## Bar Chart: Average Harmlessness Scores Across Safety Categories
### Overview
The chart compares the average harmlessness scores of four AI safety models (SFT, beaver-7b-v3.0, SACPO (P), and RSA (P)) across eight safety categories. Scores range from 0 to 9, with higher values indicating greater harmlessness. The chart uses grouped bars to visualize performance differences between models within each category.
### Components/Axes
- **X-axis**: Safety Categories (Crime, Emotional Harm, Immoral, Insult, Physical Harm, Pornographic, Privacy, Social Bias)
- **Y-axis**: Average Harmlessness Score (0–9)
- **Legend**:
- Dark gray: SFT
- Light purple: beaver-7b-v3.0
- Green: SACPO (P)
- Red: RSA (P)
- **Bar Structure**: Four bars per category, ordered left-to-right as per legend
### Detailed Analysis
1. **Crime**
- SFT: ~1.5
- beaver-7b-v3.0: ~8.5
- SACPO (P): ~8.8
- RSA (P): ~8.9
2. **Emotional Harm**
- SFT: ~6.3
- beaver-7b-v3.0: ~7.2
- SACPO (P): ~7.4
- RSA (P): ~8.6
3. **Immoral**
- SFT: ~2.0
- beaver-7b-v3.0: ~7.9
- SACPO (P): ~8.7
- RSA (P): ~8.5
4. **Insult**
- SFT: ~6.0
- beaver-7b-v3.0: ~7.0
- SACPO (P): ~7.1
- RSA (P): ~8.0
5. **Physical Harm**
- SFT: ~6.1
- beaver-7b-v3.0: ~7.7
- SACPO (P): ~7.9
- RSA (P): ~9.0
6. **Pornographic**
- SFT: ~4.8
- beaver-7b-v3.0: ~4.0
- SACPO (P): ~5.0
- RSA (P): ~6.0
7. **Privacy**
- SFT: ~2.8
- beaver-7b-v3.0: ~8.5
- SACPO (P): ~9.0
- RSA (P): ~8.6
8. **Social Bias**
- SFT: ~6.5
- beaver-7b-v3.0: ~7.7
- SACPO (P): ~7.9
- RSA (P): ~8.6
### Key Observations
- **RSA (P)** consistently achieves the highest scores across most categories, particularly in Crime (~8.9) and Physical Harm (~9.0).

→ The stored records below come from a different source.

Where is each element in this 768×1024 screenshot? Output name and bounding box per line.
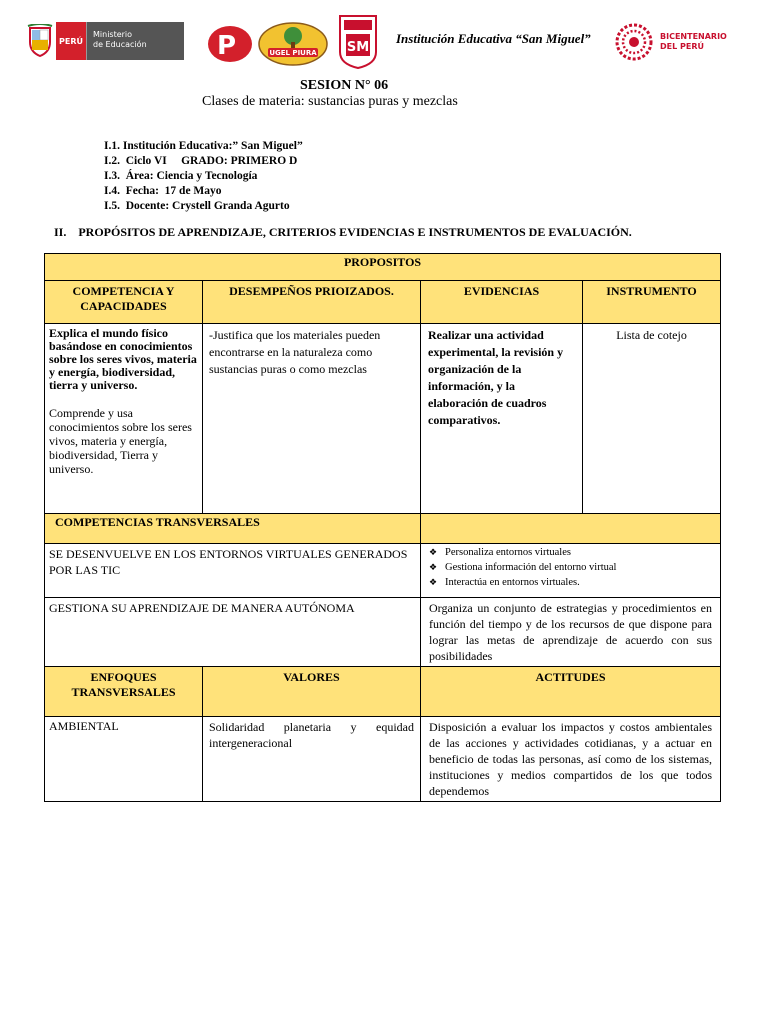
info-institution: I.1. Institución Educativa:” San Miguel” (104, 140, 303, 152)
section-ii-heading: II. PROPÓSITOS DE APRENDIZAJE, CRITERIOS EVIDENCIAS E INSTRUMENTOS DE EVALUACIÓN. (54, 225, 632, 239)
capacidad-text: Comprende y usa conocimientos sobre los seres vivos, materia y energía, biodiversidad, Tierra y universo. (49, 406, 192, 476)
bicentenario-text: BICENTENARIO DEL PERÚ (660, 32, 727, 51)
evidencia-cell: Realizar una actividad experimental, la revisión y organización de la información, y la elaboración de cuadros comparativos. (421, 324, 583, 514)
tic-capacidades-list (421, 544, 720, 591)
enfoques-header: ENFOQUES TRANSVERSALES (45, 667, 203, 717)
desempeno-cell: -Justifica que los materiales pueden encontrarse en la naturaleza como sustancias puras o como mezclas (203, 324, 421, 514)
ministry-name: Ministerio de Educación (86, 22, 184, 60)
peru-badge: PERÚ (56, 22, 86, 60)
bicentenario-emblem-icon (614, 22, 654, 62)
evidencias-header: EVIDENCIAS (421, 281, 583, 324)
san-miguel-shield-logo (338, 14, 378, 70)
competencia-header: COMPETENCIA Y CAPACIDADES (45, 281, 203, 324)
desempenos-header: DESEMPEÑOS PRIOIZADOS. (203, 281, 421, 324)
list-item: ❖ Interactúa en entornos virtuales. (429, 577, 580, 588)
list-item: ❖ Gestiona información del entorno virtual (429, 562, 617, 573)
session-subtitle: Clases de materia: sustancias puras y mezclas (202, 94, 458, 109)
actitudes-header: ACTITUDES (421, 667, 721, 717)
minedu-logo (24, 22, 184, 60)
list-item: ❖ Personaliza entornos virtuales (429, 547, 571, 558)
transversales-header-empty (421, 514, 721, 544)
ugel-piura-logo (258, 22, 328, 66)
p-logo (207, 24, 253, 64)
peru-coat-of-arms-icon (24, 22, 56, 60)
competencia-cell (45, 324, 203, 514)
actitud-cell: Disposición a evaluar los impactos y costos ambientales de las acciones y actividades cotidianas, y a actuar en beneficio de todas las personas, así como de los sistemas, instituciones y medios compartidos de los que todos dependemos (421, 717, 721, 802)
gestiona-competencia: GESTIONA SU APRENDIZAJE DE MANERA AUTÓNOMA (45, 598, 421, 667)
transversales-header: COMPETENCIAS TRANSVERSALES (45, 514, 421, 544)
competencia-text: Explica el mundo físico basándose en conocimientos sobre los seres vivos, materia y energía, biodiversidad, tierra y universo. (49, 326, 197, 392)
general-info (104, 139, 303, 214)
enfoque-cell: AMBIENTAL (45, 717, 203, 802)
tic-capacidades-cell (421, 544, 721, 598)
info-date: I.4. Fecha: 17 de Mayo (104, 185, 222, 197)
bicentenario-logo (614, 20, 744, 64)
info-area: I.3. Área: Ciencia y Tecnología (104, 170, 258, 182)
institution-title: Institución Educativa “San Miguel” (396, 31, 591, 46)
diamond-bullet-icon: ❖ (429, 562, 438, 572)
svg-text:UGEL PIURA: UGEL PIURA (269, 49, 317, 57)
diamond-bullet-icon: ❖ (429, 547, 438, 557)
info-cycle-grade: I.2. Ciclo VI GRADO: PRIMERO D (104, 155, 298, 167)
info-teacher: I.5. Docente: Crystell Granda Agurto (104, 200, 290, 212)
propositos-header: PROPOSITOS (45, 254, 721, 281)
gestiona-descripcion: Organiza un conjunto de estrategias y procedimientos en función del tiempo y de los recursos de que dispone para lograr las metas de aprendizaje de acuerdo con sus posibilidades (421, 598, 721, 667)
diamond-bullet-icon: ❖ (429, 577, 438, 587)
svg-text:P: P (217, 31, 237, 61)
instrumento-header: INSTRUMENTO (583, 281, 721, 324)
session-title: SESION N° 06 (300, 78, 389, 93)
valores-header: VALORES (203, 667, 421, 717)
valor-cell: Solidaridad planetaria y equidad intergeneracional (203, 717, 421, 802)
svg-text:SM: SM (346, 40, 370, 55)
tic-competencia: SE DESENVUELVE EN LOS ENTORNOS VIRTUALES GENERADOS POR LAS TIC (45, 544, 421, 598)
instrumento-cell: Lista de cotejo (583, 324, 721, 514)
evaluation-table (44, 253, 721, 802)
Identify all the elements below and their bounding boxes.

- **SFT** shows the lowest performance, especially in Crime (~1.5) and Immoral (~2.0), with moderate scores in other categories.
- **beaver-7b-v3.0** performs well in most categories but struggles in Pornographic (~4.0) and Immoral (~7.9).
- **SACPO (P)** demonstrates strong performance in Immoral (~8.7) and Privacy (~9.0), with moderate scores in other categories.
- **Pornographic** category shows the largest performance gap between models (~4.0 for beaver-7b-v3.0 vs. ~6.0 for RSA (P)).
### Interpretation
The data suggests significant variability in model robustness across safety categories:
1. **RSA (P)** appears to be the most robust model overall, with near-perfect scores in high-risk categories like Crime and Physical Harm.
2. **SFT** exhibits critical weaknesses in foundational safety categories (Crime, Immoral), indicating potential design limitations.
3. **beaver-7b-v3.0** shows mixed performance, excelling in general safety but failing in specialized categories like Pornographic content.
4. **SACPO (P)** demonstrates category-specific strengths, particularly in Immoral and Privacy contexts, suggesting targeted training effectiveness.
Notable anomalies include:
- SFT's extreme underperformance in Crime (~1.5 vs. ~8.9 for RSA (P))
- beaver-7b-v3.0's significant drop in Pornographic content (~4.0 vs. ~8.6 for RSA (P))
- SACPO (P)'s near-perfect Privacy score (~9.0) contrasting with its moderate Social Bias score (~7.9)
These patterns highlight the importance of category-specific evaluation in AI safety development, as no single model achieves consistent high performance across all safety dimensions.